İTİRAF etmem gerekirse bu cuma-cumartesi yerimde bir saniye durmadım. Cuma akşamı Bostancı Gösteri Merkezi'nde Ajda Pekkan ile başlayan serüven, pazar sabaha karşı Aztek'te son buldu. Soner Olgun sahnesi diye bir şey var. Hakan Altun şarkıları hep bir ağızdan, Al Bushra'da Beyrut geceleri derken canlı müziğe doyduğum bir hafta sonu oldu diyebilirim.




Şampanya yerine kanyak




17 yıl Patika'da sahne aldıktan sonra artık İstanbul'da sahneye çıkmama kararını Cenk Eren sayesinde bozan Soner Olgun bundan böyle ayda bir My Cabaret'te olacak. Biz de bunu duyunca Ajda Pekkan konserinin ardından soluğu orada aldık. Memleketin en ünlü avukatlarının da hazır bulunduğu gecede Soner Olgun'a sahnede şampanya yerine kanyak gitti. Ve öyle 3-5 tane değil. Tam 100 bardak. Geçen sefer de 130 bardak gitmiş. Her dilden şarkıları ustalıkla dillendiren Olgun, her iki şarkı sonrasında "Programa başlıyorum", "İyi bayramlar" tadında cümleler kursa da kendisi beş saat sahnede kalıyor. Soner'in sihri ne biliyor musunuz? Müşterisiyle harika bir iletişim içinde olması. Şunu söyleyebilirim. Daha önce Patika günlerinde izlemediyseniz kaçırmayın derim. Enteresan bir deneyim ve keyifli bir gece yaşarsınız.




Hakan Altun izdihamı




SONER Olgun'u sahneden inene kadar bekleyemedik çünkü daha çok gidilecek yer vardı. Aradan Sahne'ye geçtik. Maşallah tıklım tıklımdı. Hakan Altun şarkılarını ben pek severim. Her gün dinlesem bıkmam.

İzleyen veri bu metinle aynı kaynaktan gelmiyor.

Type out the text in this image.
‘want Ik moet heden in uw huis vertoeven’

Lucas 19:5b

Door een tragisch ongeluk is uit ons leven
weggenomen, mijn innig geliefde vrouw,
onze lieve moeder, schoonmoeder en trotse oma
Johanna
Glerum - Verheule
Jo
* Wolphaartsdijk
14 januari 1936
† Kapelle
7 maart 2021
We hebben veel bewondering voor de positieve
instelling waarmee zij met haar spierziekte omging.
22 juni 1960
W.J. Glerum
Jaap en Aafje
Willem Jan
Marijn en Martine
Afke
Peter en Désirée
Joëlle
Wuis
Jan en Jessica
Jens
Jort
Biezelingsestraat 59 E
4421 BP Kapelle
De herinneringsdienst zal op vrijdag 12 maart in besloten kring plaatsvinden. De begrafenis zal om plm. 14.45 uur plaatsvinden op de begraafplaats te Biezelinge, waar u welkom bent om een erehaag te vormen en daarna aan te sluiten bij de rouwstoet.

İkinci nesil bayrağı müthiş taşıyacak




CUMARTESİ günü Ses Tiyatrosu'nda ikinci Derya- Ferhan dönemi resmen açılmış oldu. Derya Baykal ve Ferhan Şensoy'un kızları Derya ve Ferhan Şensoy kardeşler bu bayrağı çok iyi taşıyacaklarını herkesin önünde ispat etmiş oldular. Bu kızları çok uzun süredir tanıyorum. Çalışkanlıklarına, üretkenliklerine şahidim ve hayranım. Sonuç olarak "Benim annem-babam ünlü. Paraları da var. Şöyle iki ünlü insanın şımarıklığını yaşayım, gezeyim, tozayım" dediklerini, öyle bir duyguya sahip olduklarını asla görmedim. Hiç boş durmuyorlar. Abartmıyorum, hatta keşke abartsam. Gerçekten tam da günümüz dünyasını anlatan iyi yazılmış bir oyun ile harika bir gösteri sundular izleyenlere. ‘Pera'daki Hayalet' genç, dinamik, heyecanlı, bol kahkahalı, bol müzikli harika bir oyun. Müjgan Ferhan Şensoy'un yazıp yönettiği oyunda ağabey Mert Baykal süpervizör, kardeş Derya Baykal ise dekor tasarımda. Üstelik oyundaki tüm şarkıları da iki kardeş birlikte yazmış. ‘Bi Kahve İçelim' dillere dolanacak ben size söyleyeyim. İşte bu kadar yetenekli çocuklar yetiştiren baba Ferhan Şensoy tiyatronun üst katında herkesten uzak izledi kızlarını. Anne Derya Baykal ise salonun en uzağından. Müthiş bir anne babanın müthiş çocukları. Helal olsun. Bu devirde bu kadar yetenekli ve güzel nesillerin yetişmesi harika bir şey. Tabii oyundaki tüm oyuncuları da es geçmeyeyim, hepsi müthişti. Mutlaka gidin izleyin. Harika iki saat geçireceksiniz. Ve kesinlikle pişman olmayacaksınız.




Hilton'da Beyrut geceleri




CUMARTESİ tiyatro sonrası Al Bushra'da Cumhur'u dinlemeye gittik. İçeriye girdiğim an şok oldum. Hilton'un en üst katı değil de Beyrut'ta gibisiniz. Dönen tepsiler, mezeler, dansözler, dekor derken Beyrut gecelerine gittiğimi itiraf etmem gerekiyor. Mekân tıklım tıklımdı. Ama kadınlar matinesi gibiydi. Maşallah bütün kadınlar toplanmış. Hepsi de şık şıkırdım. Ama mekânda elbiseleriyle pişte olan iki hanım vardı ki aman aman. En fena durum. Az biraz gerildiler ama ilerleyen saatlerde "Amannn" diyerek ikisi de kendini piste attı. O gece pek bir göbek atıldı anlayacağınız. Eğlenen insanların olması ne güzel. Keyifli bir durum.




Aztek'te erkenci olmak




MALUM Aztek saati bellidir. Karınlar acıkır, birçok mekân kapanmaya başlar ve "Hadi Aztek'e gidelim" cümlesi kurulur. Bu genellikle sabaha karşı olur. Ama biz bu sefer çok geç olmadan gittik. Kapının önü yine kuyruktu. İçerisi tıklım tıklımdı. Aztek merakı son bulacak gibi gözükmüyor. sucuk-mantı-viski eğlencesi Son hız devam.